Background: Primary testicular angiosarcomas are extremely rare, and their clinicopathologic features are not well described. Our objective was to further define the clinical features and pathologic spectra of primary testicular angiosarcomas. Methods: Six previously reported case reports were identified in the English language medical literature using MEDLINE and a subsequent bibliographic search of all pertinent reports and reviews was performed. After excluding 2 cases because they did not involve the testis, we identified 4 previously reported cases of true primary testicular angiosarcoma. We also searched the electronic medical archival records of our institution and identified one additional unreported case of true primary testicular angiosarcomas. Data were extracted on the demographics, predisposing factors, clinical presentation, gross pathology, microscopic pathology, immunophenotype, therapy, and outcomes of each of these 5 cases of true primary testicular angiosarcomas. Results: Primary testicular angiosarcomas were found at a mean age of 43.4 years.

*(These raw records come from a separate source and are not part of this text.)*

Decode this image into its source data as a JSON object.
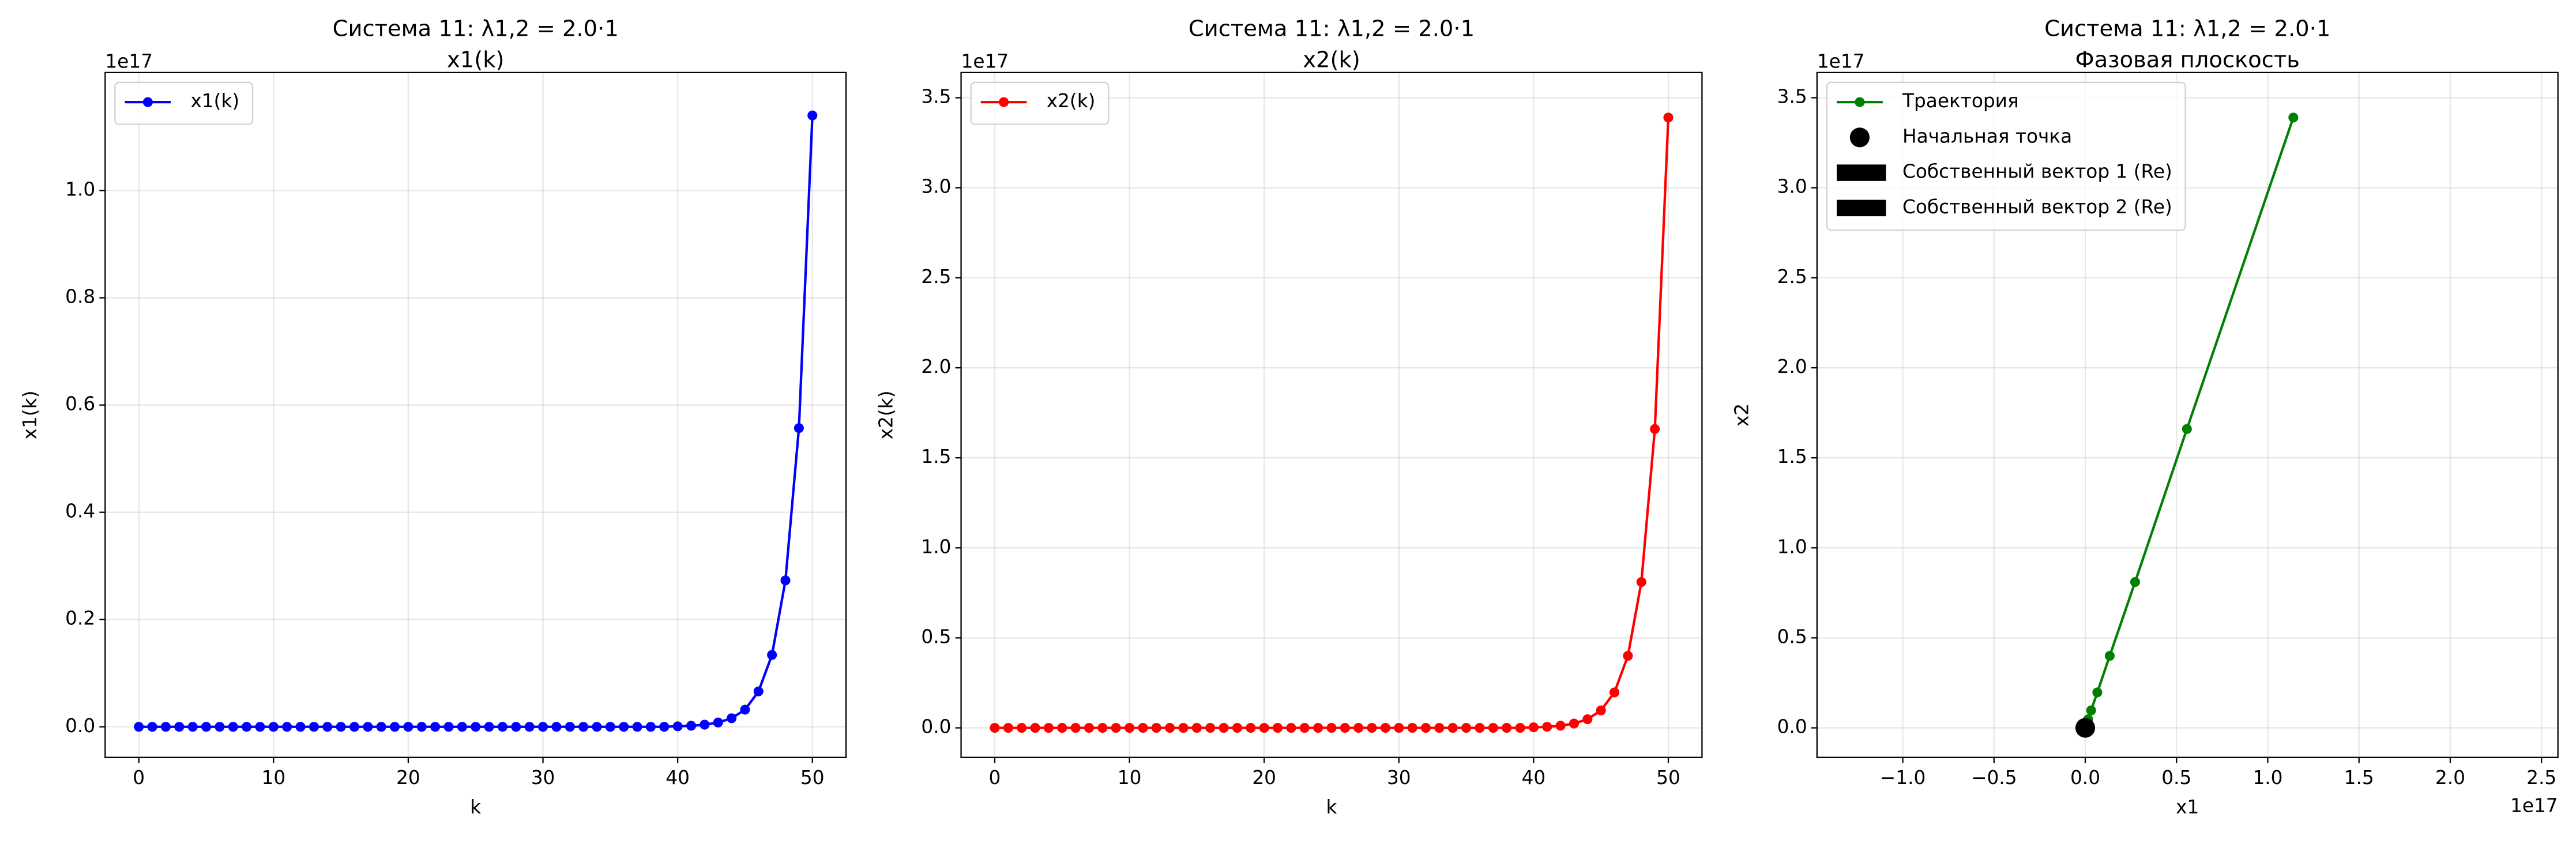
{
  "chart_data": [
    {
      "type": "line",
      "title": "Система 11: λ1,2 = 2.0·1",
      "subtitle": "x1(k)",
      "xlabel": "k",
      "ylabel": "x1(k)",
      "y_offset_text": "1e17",
      "x": [
        0,
        1,
        2,
        3,
        4,
        5,
        6,
        7,
        8,
        9,
        10,
        11,
        12,
        13,
        14,
        15,
        16,
        17,
        18,
        19,
        20,
        21,
        22,
        23,
        24,
        25,
        26,
        27,
        28,
        29,
        30,
        31,
        32,
        33,
        34,
        35,
        36,
        37,
        38,
        39,
        40,
        41,
        42,
        43,
        44,
        45,
        46,
        47,
        48,
        49,
        50
      ],
      "series": [
        {
          "name": "x1(k)",
          "color": "#0000ff",
          "values": [
            0,
            0,
            0,
            0,
            0,
            0,
            0,
            0,
            0,
            0,
            0,
            0,
            0,
            0,
            0,
            0,
            0,
            0,
            0,
            0,
            0,
            0,
            0,
            0,
            0,
            0,
            0,
            0,
            0,
            0,
            0,
            0,
            0,
            0,
            0,
            0,
            0,
            0,
            0,
            0,
            0.001,
            0.002,
            0.004,
            0.008,
            0.016,
            0.032,
            0.066,
            0.134,
            0.273,
            0.557,
            1.14
          ]
        }
      ],
      "xlim": [
        -2.5,
        52.5
      ],
      "ylim": [
        -0.057,
        1.22
      ],
      "xticks": [
        0,
        10,
        20,
        30,
        40,
        50
      ],
      "yticks": [
        {
          "value": 0,
          "label": "0.0"
        },
        {
          "value": 0.2,
          "label": "0.2"
        },
        {
          "value": 0.4,
          "label": "0.4"
        },
        {
          "value": 0.6,
          "label": "0.6"
        },
        {
          "value": 0.8,
          "label": "0.8"
        },
        {
          "value": 1.0,
          "label": "1.0"
        }
      ],
      "grid": true,
      "legend": "upper left"
    },
    {
      "type": "line",
      "title": "Система 11: λ1,2 = 2.0·1",
      "subtitle": "x2(k)",
      "xlabel": "k",
      "ylabel": "x2(k)",
      "y_offset_text": "1e17",
      "x": [
        0,
        1,
        2,
        3,
        4,
        5,
        6,
        7,
        8,
        9,
        10,
        11,
        12,
        13,
        14,
        15,
        16,
        17,
        18,
        19,
        20,
        21,
        22,
        23,
        24,
        25,
        26,
        27,
        28,
        29,
        30,
        31,
        32,
        33,
        34,
        35,
        36,
        37,
        38,
        39,
        40,
        41,
        42,
        43,
        44,
        45,
        46,
        47,
        48,
        49,
        50
      ],
      "series": [
        {
          "name": "x2(k)",
          "color": "#ff0000",
          "values": [
            0,
            0,
            0,
            0,
            0,
            0,
            0,
            0,
            0,
            0,
            0,
            0,
            0,
            0,
            0,
            0,
            0,
            0,
            0,
            0,
            0,
            0,
            0,
            0,
            0,
            0,
            0,
            0,
            0,
            0,
            0,
            0,
            0,
            0,
            0,
            0,
            0,
            0,
            0,
            0,
            0.003,
            0.006,
            0.012,
            0.024,
            0.048,
            0.097,
            0.197,
            0.4,
            0.81,
            1.66,
            3.39
          ]
        }
      ],
      "xlim": [
        -2.5,
        52.5
      ],
      "ylim": [
        -0.164,
        3.64
      ],
      "xticks": [
        0,
        10,
        20,
        30,
        40,
        50
      ],
      "yticks": [
        {
          "value": 0,
          "label": "0.0"
        },
        {
          "value": 0.5,
          "label": "0.5"
        },
        {
          "value": 1.0,
          "label": "1.0"
        },
        {
          "value": 1.5,
          "label": "1.5"
        },
        {
          "value": 2.0,
          "label": "2.0"
        },
        {
          "value": 2.5,
          "label": "2.5"
        },
        {
          "value": 3.0,
          "label": "3.0"
        },
        {
          "value": 3.5,
          "label": "3.5"
        }
      ],
      "grid": true,
      "legend": "upper left"
    },
    {
      "type": "phase",
      "title": "Система 11: λ1,2 = 2.0·1",
      "subtitle": "Фазовая плоскость",
      "xlabel": "x1",
      "ylabel": "x2",
      "y_offset_text": "1e17",
      "x_offset_text": "1e17",
      "x": [
        0,
        0,
        0,
        0,
        0,
        0,
        0,
        0,
        0,
        0,
        0,
        0,
        0,
        0,
        0,
        0,
        0,
        0,
        0,
        0,
        0,
        0,
        0,
        0,
        0,
        0,
        0,
        0,
        0,
        0,
        0,
        0,
        0,
        0,
        0,
        0,
        0,
        0,
        0,
        0,
        0.001,
        0.002,
        0.004,
        0.008,
        0.016,
        0.032,
        0.066,
        0.134,
        0.273,
        0.557,
        1.14
      ],
      "series": [
        {
          "name": "Траектория",
          "color": "#008000",
          "values": [
            0,
            0,
            0,
            0,
            0,
            0,
            0,
            0,
            0,
            0,
            0,
            0,
            0,
            0,
            0,
            0,
            0,
            0,
            0,
            0,
            0,
            0,
            0,
            0,
            0,
            0,
            0,
            0,
            0,
            0,
            0,
            0,
            0,
            0,
            0,
            0,
            0,
            0,
            0,
            0,
            0.003,
            0.006,
            0.012,
            0.024,
            0.048,
            0.097,
            0.197,
            0.4,
            0.81,
            1.66,
            3.39
          ]
        }
      ],
      "start_point": {
        "name": "Начальная точка",
        "x": 0,
        "y": 0,
        "color": "#000000"
      },
      "vectors": [
        {
          "name": "Собственный вектор 1 (Re)",
          "color": "#000000"
        },
        {
          "name": "Собственный вектор 2 (Re)",
          "color": "#000000"
        }
      ],
      "xlim": [
        -1.47,
        2.59
      ],
      "ylim": [
        -0.164,
        3.64
      ],
      "xticks": [
        {
          "value": -1.0,
          "label": "−1.0"
        },
        {
          "value": -0.5,
          "label": "−0.5"
        },
        {
          "value": 0,
          "label": "0.0"
        },
        {
          "value": 0.5,
          "label": "0.5"
        },
        {
          "value": 1.0,
          "label": "1.0"
        },
        {
          "value": 1.5,
          "label": "1.5"
        },
        {
          "value": 2.0,
          "label": "2.0"
        },
        {
          "value": 2.5,
          "label": "2.5"
        }
      ],
      "yticks": [
        {
          "value": 0,
          "label": "0.0"
        },
        {
          "value": 0.5,
          "label": "0.5"
        },
        {
          "value": 1.0,
          "label": "1.0"
        },
        {
          "value": 1.5,
          "label": "1.5"
        },
        {
          "value": 2.0,
          "label": "2.0"
        },
        {
          "value": 2.5,
          "label": "2.5"
        },
        {
          "value": 3.0,
          "label": "3.0"
        },
        {
          "value": 3.5,
          "label": "3.5"
        }
      ],
      "grid": true,
      "legend": "upper left"
    }
  ]
}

None of the cases was associated with exposure to radiation, arsenic, thorium dioxide, or vinyl chloride. However, 1 case was associated with hydrocele. It typically presented with painless mass (mean size, 6.3 cm). Histologically, all showed classic anastomosing channels lined by plump hyperchromatic cells, though most showed epithelioid cytology and some showed solid architectural pattern. One patient had multiple metastatic recurrences but eventual outcome was not available, and 1 patient died a month after diagnosis from stroke but no autopsy was performed. The remaining 3 patients were alive at the time of publication of their respective cases (mean, 17 months). Conclusion: Primary testicular angiosarcomas are typically rare tumors of men of all ages that appear to segregate into 2 groups; one associated with teratoma and occurring in young people, and the other occurring in the elderly and not associated with germ cell neoplasm, but may be associated with chronic hydrocele. They present with advanced disease and show a wide histologic spectrum. However, their prognosis may be better than previously thought.